Microsoft n’a pas dit son dernier mot dans la guerre des technologies mobiles
Aux yeux d’un gérant interrogé par Reuters, il s’agit pour Microsoft d’écarter toute comparaison à un «dinosaure» et de montrer qu’il faut absolument compter avec lui dans le nouvel environnement des tablettes et des appareils mobiles. «Nous avons repensé Windows et avons redéfini l’industrie du PC dans son ensemble» a ainsi martelé hier le directeur général de Microsoft Steve Ballmar à l’occasion du lancement mondial à New York de Windows 8 et de la tablette numérique Surface, conçue en interne. Il n’en fallait pas moins sans doute pour faire montre d’autorité face à la concurrence, elle aussi dotée d’une forte actualité.

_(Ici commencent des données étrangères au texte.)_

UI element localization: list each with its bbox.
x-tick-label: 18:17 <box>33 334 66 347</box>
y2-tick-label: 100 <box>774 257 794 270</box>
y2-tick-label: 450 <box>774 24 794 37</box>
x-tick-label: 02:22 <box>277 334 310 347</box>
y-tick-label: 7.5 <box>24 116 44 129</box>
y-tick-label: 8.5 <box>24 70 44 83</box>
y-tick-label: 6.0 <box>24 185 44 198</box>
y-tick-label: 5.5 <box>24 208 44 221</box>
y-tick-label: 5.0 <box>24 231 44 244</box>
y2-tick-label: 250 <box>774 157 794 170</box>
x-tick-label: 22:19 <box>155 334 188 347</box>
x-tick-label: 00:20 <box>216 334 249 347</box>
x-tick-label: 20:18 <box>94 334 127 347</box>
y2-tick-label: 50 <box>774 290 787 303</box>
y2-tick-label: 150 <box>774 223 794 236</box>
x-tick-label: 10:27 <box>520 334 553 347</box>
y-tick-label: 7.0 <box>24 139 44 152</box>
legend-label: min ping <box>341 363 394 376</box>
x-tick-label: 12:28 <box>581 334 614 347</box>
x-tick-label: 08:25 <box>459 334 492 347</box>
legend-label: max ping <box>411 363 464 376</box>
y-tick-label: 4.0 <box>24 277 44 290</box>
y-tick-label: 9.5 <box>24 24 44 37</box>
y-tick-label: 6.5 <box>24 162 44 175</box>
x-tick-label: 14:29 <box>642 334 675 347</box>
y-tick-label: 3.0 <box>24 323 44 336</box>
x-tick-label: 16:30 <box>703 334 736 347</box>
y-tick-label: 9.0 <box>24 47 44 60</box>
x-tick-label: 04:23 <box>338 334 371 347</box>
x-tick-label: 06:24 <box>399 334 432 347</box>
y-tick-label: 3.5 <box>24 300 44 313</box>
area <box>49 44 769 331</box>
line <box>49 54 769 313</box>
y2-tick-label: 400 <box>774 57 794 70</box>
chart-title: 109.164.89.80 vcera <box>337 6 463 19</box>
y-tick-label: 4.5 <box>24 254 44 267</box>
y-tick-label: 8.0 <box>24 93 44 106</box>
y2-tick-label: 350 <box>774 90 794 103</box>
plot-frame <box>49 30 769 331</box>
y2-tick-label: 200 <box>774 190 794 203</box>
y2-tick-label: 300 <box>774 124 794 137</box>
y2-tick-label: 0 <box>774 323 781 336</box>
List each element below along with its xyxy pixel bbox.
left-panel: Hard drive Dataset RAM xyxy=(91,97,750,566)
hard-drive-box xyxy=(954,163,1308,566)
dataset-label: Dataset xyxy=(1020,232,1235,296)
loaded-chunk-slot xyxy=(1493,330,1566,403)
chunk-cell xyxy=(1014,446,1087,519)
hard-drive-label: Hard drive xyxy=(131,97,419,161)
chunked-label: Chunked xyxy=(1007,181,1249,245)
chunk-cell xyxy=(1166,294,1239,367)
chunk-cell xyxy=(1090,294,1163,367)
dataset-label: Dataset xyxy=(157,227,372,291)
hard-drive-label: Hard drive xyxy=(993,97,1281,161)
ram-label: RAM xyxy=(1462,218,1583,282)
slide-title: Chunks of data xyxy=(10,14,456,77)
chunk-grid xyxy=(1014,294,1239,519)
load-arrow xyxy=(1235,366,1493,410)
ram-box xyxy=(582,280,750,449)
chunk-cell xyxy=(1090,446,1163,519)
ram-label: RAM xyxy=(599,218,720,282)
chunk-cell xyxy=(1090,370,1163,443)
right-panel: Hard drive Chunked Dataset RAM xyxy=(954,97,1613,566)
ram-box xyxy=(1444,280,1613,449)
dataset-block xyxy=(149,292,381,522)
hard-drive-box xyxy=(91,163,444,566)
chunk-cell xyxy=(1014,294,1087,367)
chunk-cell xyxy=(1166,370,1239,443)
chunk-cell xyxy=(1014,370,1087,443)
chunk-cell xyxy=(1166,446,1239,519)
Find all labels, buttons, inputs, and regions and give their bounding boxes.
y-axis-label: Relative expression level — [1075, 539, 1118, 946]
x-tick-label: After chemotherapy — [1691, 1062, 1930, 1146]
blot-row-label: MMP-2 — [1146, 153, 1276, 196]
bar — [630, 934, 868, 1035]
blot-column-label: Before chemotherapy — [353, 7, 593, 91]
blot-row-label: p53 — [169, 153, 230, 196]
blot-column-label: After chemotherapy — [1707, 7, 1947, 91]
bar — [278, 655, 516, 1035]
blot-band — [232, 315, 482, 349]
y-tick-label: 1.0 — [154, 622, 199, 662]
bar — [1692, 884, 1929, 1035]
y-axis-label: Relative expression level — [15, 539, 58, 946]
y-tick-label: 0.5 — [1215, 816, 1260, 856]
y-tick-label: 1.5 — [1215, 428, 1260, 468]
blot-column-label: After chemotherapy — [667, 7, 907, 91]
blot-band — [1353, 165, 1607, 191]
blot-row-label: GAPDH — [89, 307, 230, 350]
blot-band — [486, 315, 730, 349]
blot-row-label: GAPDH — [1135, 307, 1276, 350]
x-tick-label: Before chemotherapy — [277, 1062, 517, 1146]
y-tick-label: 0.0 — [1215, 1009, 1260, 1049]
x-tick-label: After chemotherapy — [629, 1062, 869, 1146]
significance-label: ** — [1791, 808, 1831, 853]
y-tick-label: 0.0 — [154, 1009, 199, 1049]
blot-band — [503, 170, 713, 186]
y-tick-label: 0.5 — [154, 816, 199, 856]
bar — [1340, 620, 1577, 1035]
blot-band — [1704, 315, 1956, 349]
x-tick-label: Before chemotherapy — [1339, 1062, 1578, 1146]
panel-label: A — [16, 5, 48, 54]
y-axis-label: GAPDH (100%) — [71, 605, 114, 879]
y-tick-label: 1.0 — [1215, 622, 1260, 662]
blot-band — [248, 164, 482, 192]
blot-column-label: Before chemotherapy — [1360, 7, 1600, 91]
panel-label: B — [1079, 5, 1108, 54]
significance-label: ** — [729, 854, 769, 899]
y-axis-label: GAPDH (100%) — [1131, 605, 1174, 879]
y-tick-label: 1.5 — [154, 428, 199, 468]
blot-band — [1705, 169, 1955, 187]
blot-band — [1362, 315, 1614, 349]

Ce matin même, le sud-coréen Samsung a ainsi publié un résultat trimestriel record et doublé en un an (+91% à 8.120 milliards de wons, ou 5,7 milliards d’euros). A la source de ce dynamisme, certes atténué par le tassement des ventes de puces, le succès tonitruant du smartphone Galaxy. Surtout, le principal client et concurrent de Samsung, Apple, est lui aussi sorti du bois, hier soir, avec des résultats annuels à fin septembre en nette hausse et pourtant décevants aux yeux d’analystes. Ces derniers, accoutumés aux exploits d’Apple, n’ont pu se satisfaire d’un chiffre d’affaires annuel en hausse de 45% à 156,5 milliards de dollars et d’un bénéfice net de 41,7 milliards, en hausse de 61%. Las, les ventes du quatrième trimestre ainsi que les prévisions pour celui en cours ont suscité la méfiance. Surles trois mois écoulés, Apple a vendu 26,9 millions d’iPhones et 14 millions d’iPad. Et pour le premier trimestre de l’exercice 2012/2013, Apple table sur un bénéfice par action voisin de 11,75 dollars et un chiffre d’affaires voisin de 52 milliards de dollars, là où le consensus Reuters vise respectivement 15,43 dollars et 55,02 milliards. La marque à la pomme, qui fait ainsi preuve d’une grande prudence, devrait pourtant bénéficier des ventes de l’iPhone 5 et de la version mini de la tablette iPad, qui sera commercialisée le 2 novembre. Ce qui tombe mal à l’annonce des prévisions pour la saison cruciale des fêtes de fin d’année. Apple envisage une hausse de ses coûts signe que la course aux nouveautés bat son plein dans un environnement concurrentiel plus que jamais en constante évolution.
En Bourse, Apple mène la danse depuis belle lurette. Première capitalisation au monde depuis cet été, le groupe à la pomme vaut désormais selon Wall Street deux fois plus que le géant historique du logiciel.